A transformation will typically only be faster on the GPU than on the CPU if the implementation can make use of the parallelism offered by the GPU. Typically anything that operates element-wise, or row/column-wise can be made faster on GPU. This therefore concerns most image transformations.

The reason why some libraries don't implement things on GPU is that it requires additional work for each Tensor manipulation library you want to support (Pytorch, Tensorflow, MXNet, ...), and you still have to maintain another CPU implementation anyway. Since you're using PyTorch, checkout the torchvision package that implements many transformations for both GPU and CPU tensors.

For more complex transformations, like elastic deformation, I'm not sure if you can find a GPU version. If not, you might have to write one yourself, or drop this transformation, or pay the cost of copying back-and-forth between CPU and GPU during your data augmentation.

Another solution that some people prefer is to precompute a large set of transformation on CPU as a separate step and to save the result in a file. The HDF file format is commonly used to save large datasets that can then be read very fast from disk. Since you will be saving a finite set of augmentation, be careful to generate several augmentations for each sample of your dataset to conserve a somewhat random behavior.
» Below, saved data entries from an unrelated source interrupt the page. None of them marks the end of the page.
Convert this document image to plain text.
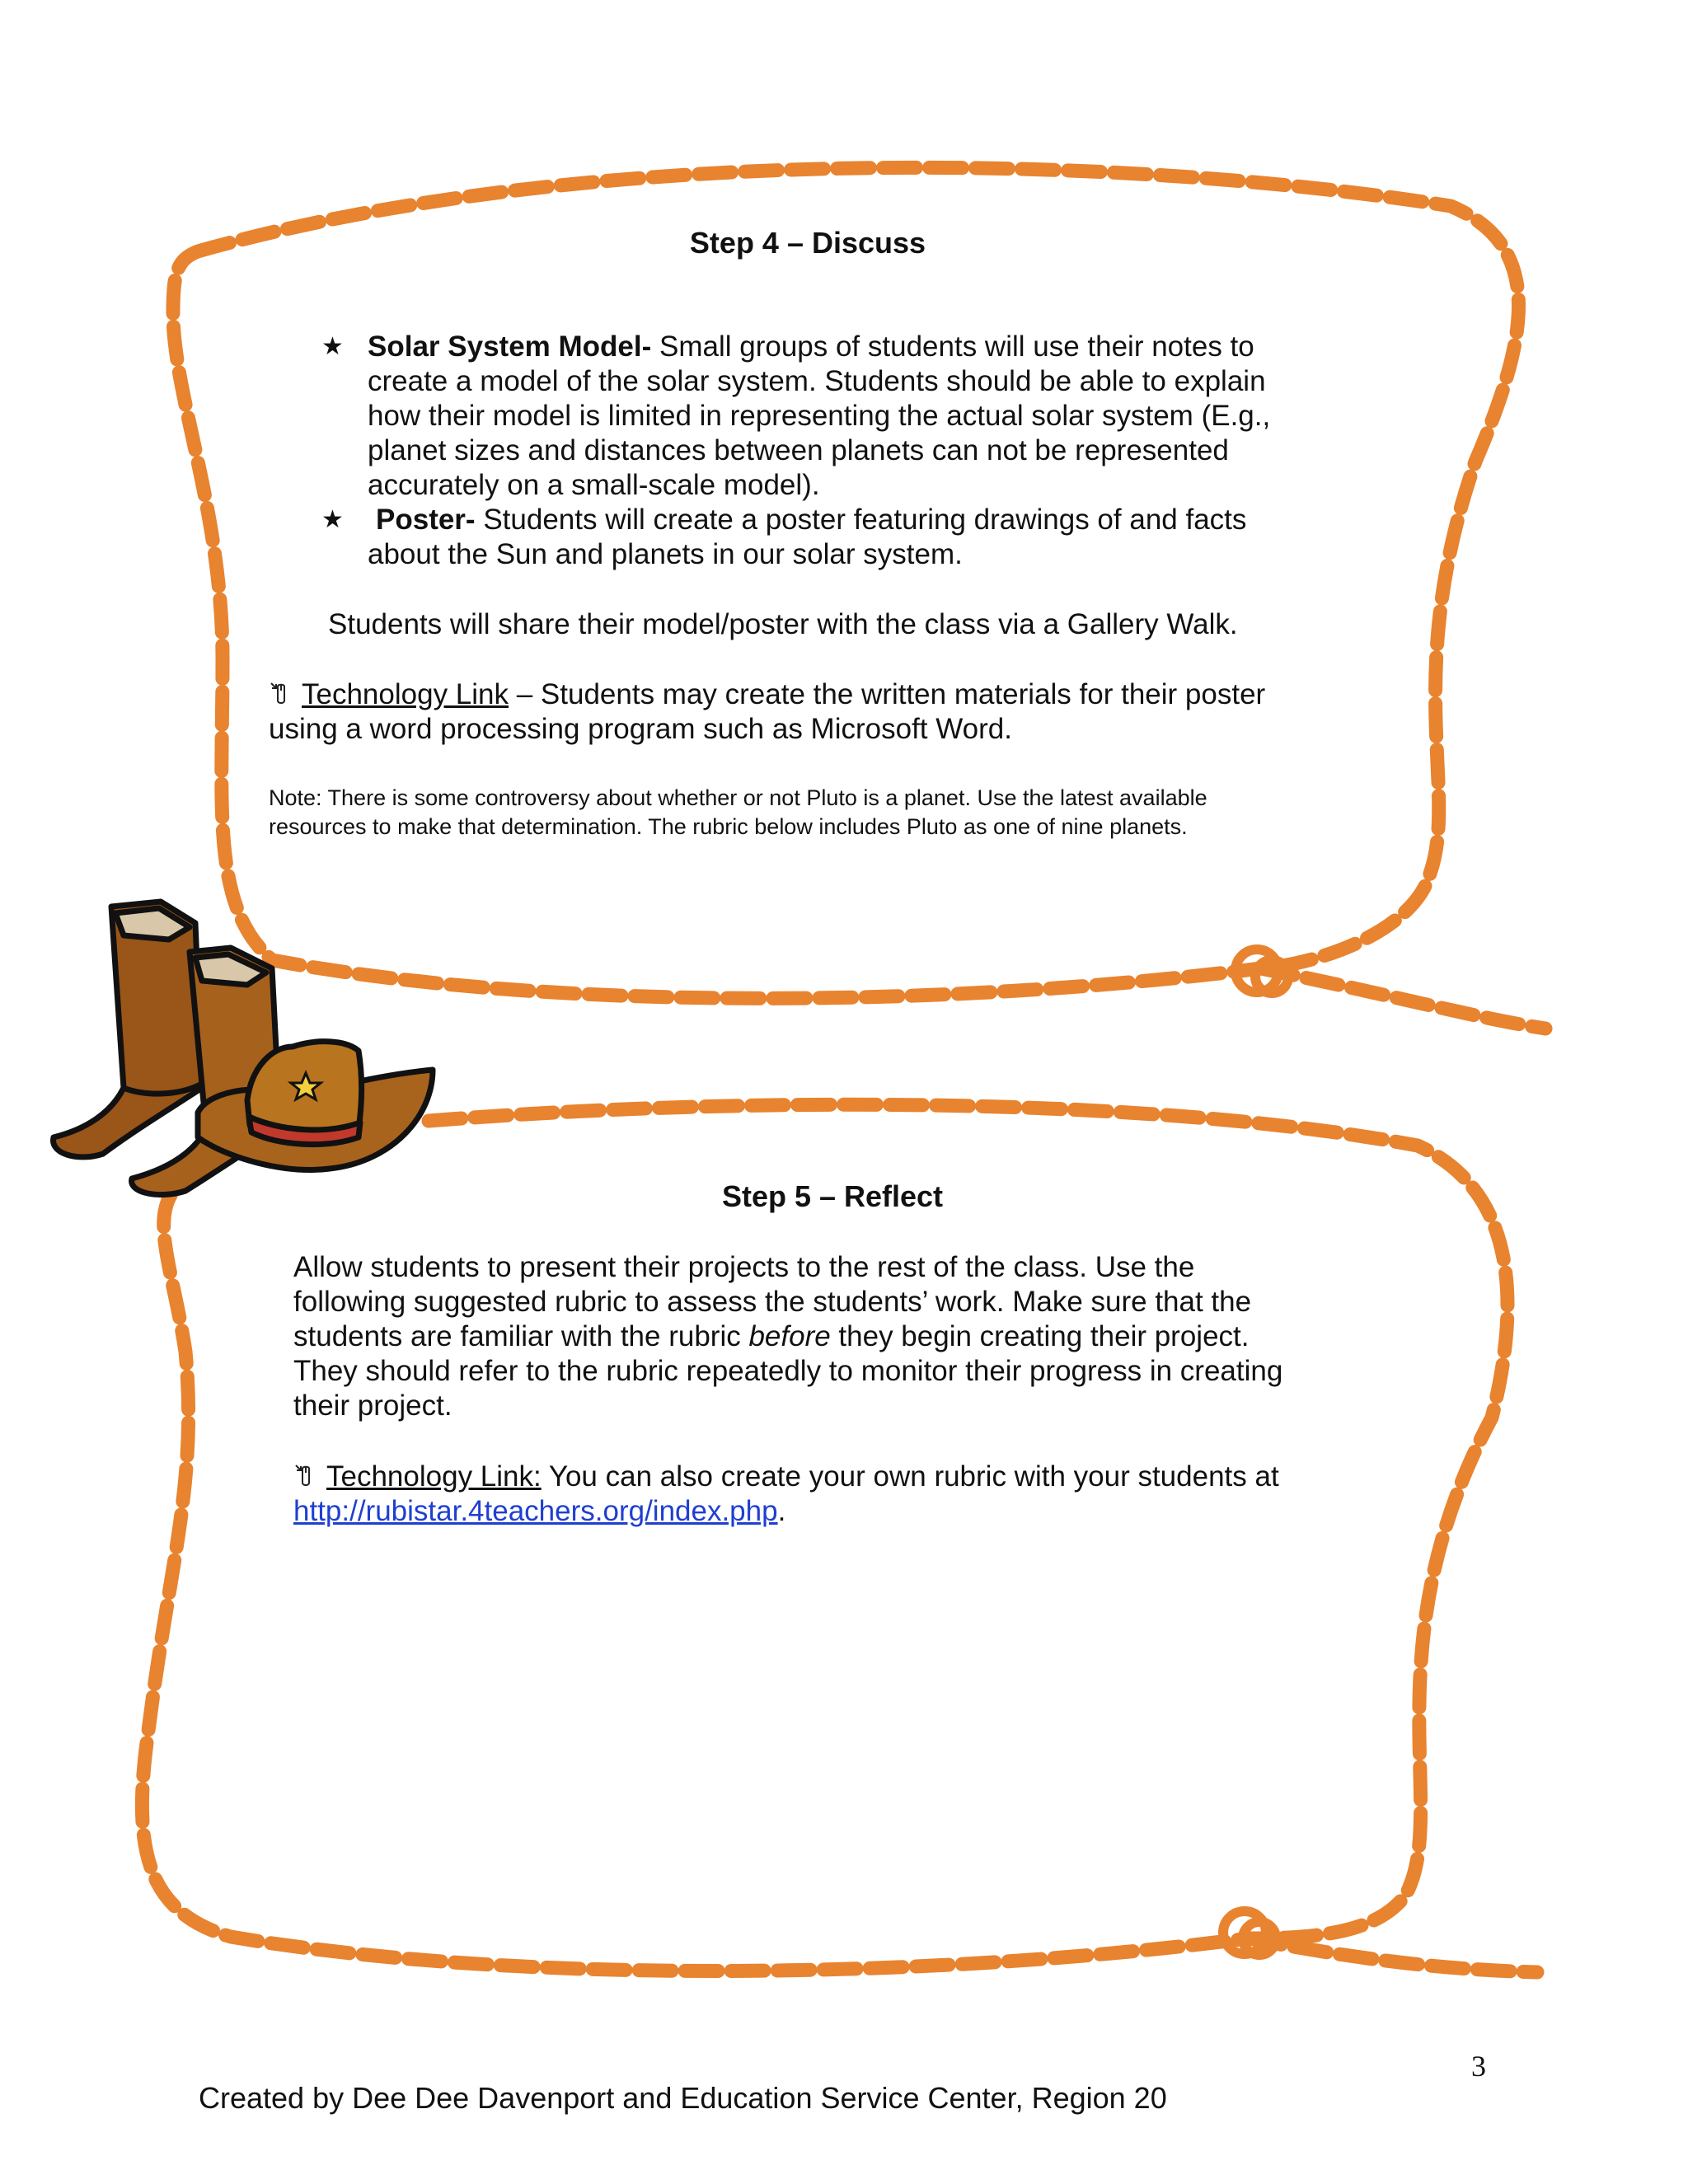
Step 4 – Discuss
★ Solar System Model- Small groups of students will use their notes to
create a model of the solar system. Students should be able to explain
how their model is limited in representing the actual solar system (E.g.,
planet sizes and distances between planets can not be represented
accurately on a small-scale model).
★ Poster- Students will create a poster featuring drawings of and facts
about the Sun and planets in our solar system.
Students will share their model/poster with the class via a Gallery Walk.
Technology Link – Students may create the written materials for their poster
using a word processing program such as Microsoft Word.
Note: There is some controversy about whether or not Pluto is a planet. Use the latest available
resources to make that determination. The rubric below includes Pluto as one of nine planets.
Step 5 – Reflect
Allow students to present their projects to the rest of the class. Use the
following suggested rubric to assess the students’ work. Make sure that the
students are familiar with the rubric before they begin creating their project.
They should refer to the rubric repeatedly to monitor their progress in creating
their project.
Technology Link: You can also create your own rubric with your students at
http://rubistar.4teachers.org/index.php.
3
Created by Dee Dee Davenport and Education Service Center, Region 20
This is not perfect, but it's a very pragmatic that will likely speed things up quite a bit if your CPU is holding your GPU back.

Regarding the determinism of the GPU, it's true that floating point operations are not by default guaranteed to be deterministic when run on GPU. This is because reordering some floating point operations can make them faster, but the reordering cannot guarantee that the result will be exactly the same (it will be close of course!). This can matter for reproducibility, if you use a seed in your code and get slightly different results. See the Pytorch Documentation to understand other sources of non-determinism.